I think we are still not mature enough. This kind of exclusivity only exists among younger students or people who are not mentally mature enough. When I was in middle school and high school, friends who were close to me, including myself, would secretly calculate whether she would be nicer to her than to me.
This kind of calculation will become super obvious when the number of people playing together in the girl circle reaches an odd number. When high school is busy with studies, we write small notes to each other to comfort each other, saying "You are my best" None of my friends wrote so fast that it flew into the air. After I went to college, I had a good relationship with a girl. She seemed to be as gentle as water to everyone, and everyone around her liked her quite a lot. But as someone who went to and from get out of class with her, washed and ate with her every day and considered herself her best friend, I felt that she was her best friend. I will also feel very uncomfortable.

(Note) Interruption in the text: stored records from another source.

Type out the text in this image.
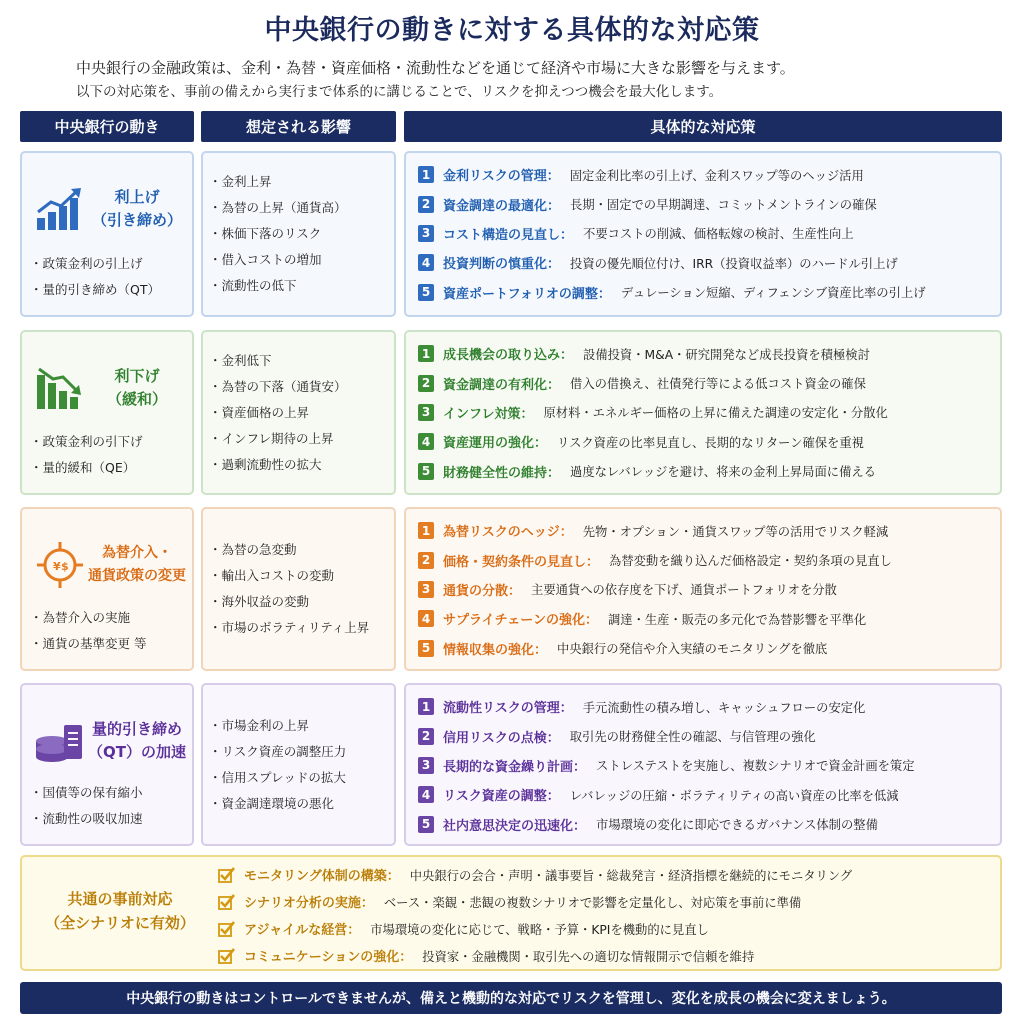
中央銀行の動きに対する具体的な対応策
中央銀行の金融政策は、金利・為替・資産価格・流動性などを通じて経済や市場に大きな影響を与えます。
以下の対応策を、事前の備えから実行まで体系的に講じることで、リスクを抑えつつ機会を最大化します。
中央銀行の動き	想定される影響	具体的な対応策
利上げ
（引き締め）
・ 政策金利の引上げ
・ 量的引き締め（QT）
・ 金利上昇
・ 為替の上昇（通貨高）
・ 株価下落のリスク
・ 借入コストの増加
・ 流動性の低下
1 金利リスクの管理： 固定金利比率の引上げ、金利スワップ等のヘッジ活用
2 資金調達の最適化： 長期・固定での早期調達、コミットメントラインの確保
3 コスト構造の見直し： 不要コストの削減、価格転嫁の検討、生産性向上
4 投資判断の慎重化： 投資の優先順位付け、IRR（投資収益率）のハードル引上げ
5 資産ポートフォリオの調整： デュレーション短縮、ディフェンシブ資産比率の引上げ
利下げ
（緩和）
・ 政策金利の引下げ
・ 量的緩和（QE）
・ 金利低下
・ 為替の下落（通貨安）
・ 資産価格の上昇
・ インフレ期待の上昇
・ 過剰流動性の拡大
1 成長機会の取り込み： 設備投資・M&A・研究開発など成長投資を積極検討
2 資金調達の有利化： 借入の借換え、社債発行等による低コスト資金の確保
3 インフレ対策： 原材料・エネルギー価格の上昇に備えた調達の安定化・分散化
4 資産運用の強化： リスク資産の比率見直し、長期的なリターン確保を重視
5 財務健全性の維持： 過度なレバレッジを避け、将来の金利上昇局面に備える
¥ $
為替介入・
通貨政策の変更
・ 為替介入の実施
・ 通貨の基準変更 等
・ 為替の急変動
・ 輸出入コストの変動
・ 海外収益の変動
・ 市場のボラティリティ上昇
1 為替リスクのヘッジ： 先物・オプション・通貨スワップ等の活用でリスク軽減
2 価格・契約条件の見直し： 為替変動を織り込んだ価格設定・契約条項の見直し
3 通貨の分散： 主要通貨への依存度を下げ、通貨ポートフォリオを分散
4 サプライチェーンの強化： 調達・生産・販売の多元化で為替影響を平準化
5 情報収集の強化： 中央銀行の発信や介入実績のモニタリングを徹底
量的引き締め
（QT）の加速
・ 国債等の保有縮小
・ 流動性の吸収加速
・ 市場金利の上昇
・ リスク資産の調整圧力
・ 信用スプレッドの拡大
・ 資金調達環境の悪化
1 流動性リスクの管理： 手元流動性の積み増し、キャッシュフローの安定化
2 信用リスクの点検： 取引先の財務健全性の確認、与信管理の強化
3 長期的な資金繰り計画： ストレステストを実施し、複数シナリオで資金計画を策定
4 リスク資産の調整： レバレッジの圧縮・ボラティリティの高い資産の比率を低減
5 社内意思決定の迅速化： 市場環境の変化に即応できるガバナンス体制の整備
共通の事前対応
（全シナリオに有効）
モニタリング体制の構築： 中央銀行の会合・声明・議事要旨・総裁発言・経済指標を継続的にモニタリング
シナリオ分析の実施： ベース・楽観・悲観の複数シナリオで影響を定量化し、対応策を事前に準備
アジャイルな経営： 市場環境の変化に応じて、戦略・予算・KPIを機動的に見直し
コミュニケーションの強化： 投資家・金融機関・取引先への適切な情報開示で信頼を維持
中央銀行の動きはコントロールできませんが、備えと機動的な対応でリスクを管理し、変化を成長の機会に変えましょう。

When she was voice chatting with others, I would deliberately make a lot of noise and talk to her loudly. When others are chatting with her and laughing happily, I will sit on the bed alone and get sulky. At this time, I will feel that I am really annoying, and I will ask myself: Do you like socializing so much? Is it so important to have everyone’s approval?
But it’s okay to have so many dark thoughts. Don’t feel guilty. Give yourself a little more time, and you will help yourself deal with these gloomy and negative emotions, and then the whole person will become brighter and better as time goes by.
For most people, intimate relationships will be exclusive, whether it is love, family, or friendship. This is also normal, just like when you are a child, you don’t like other people to touch your toys. When you grow up, , if you don’t use an item for a long time, you almost forget it exists, but once someone else borrows it, you will inexplicably need this item. It can be said to be a manifestation of possessiveness. This kind of exclusivity can be appropriate and cannot be excessive, otherwise it will deteriorate.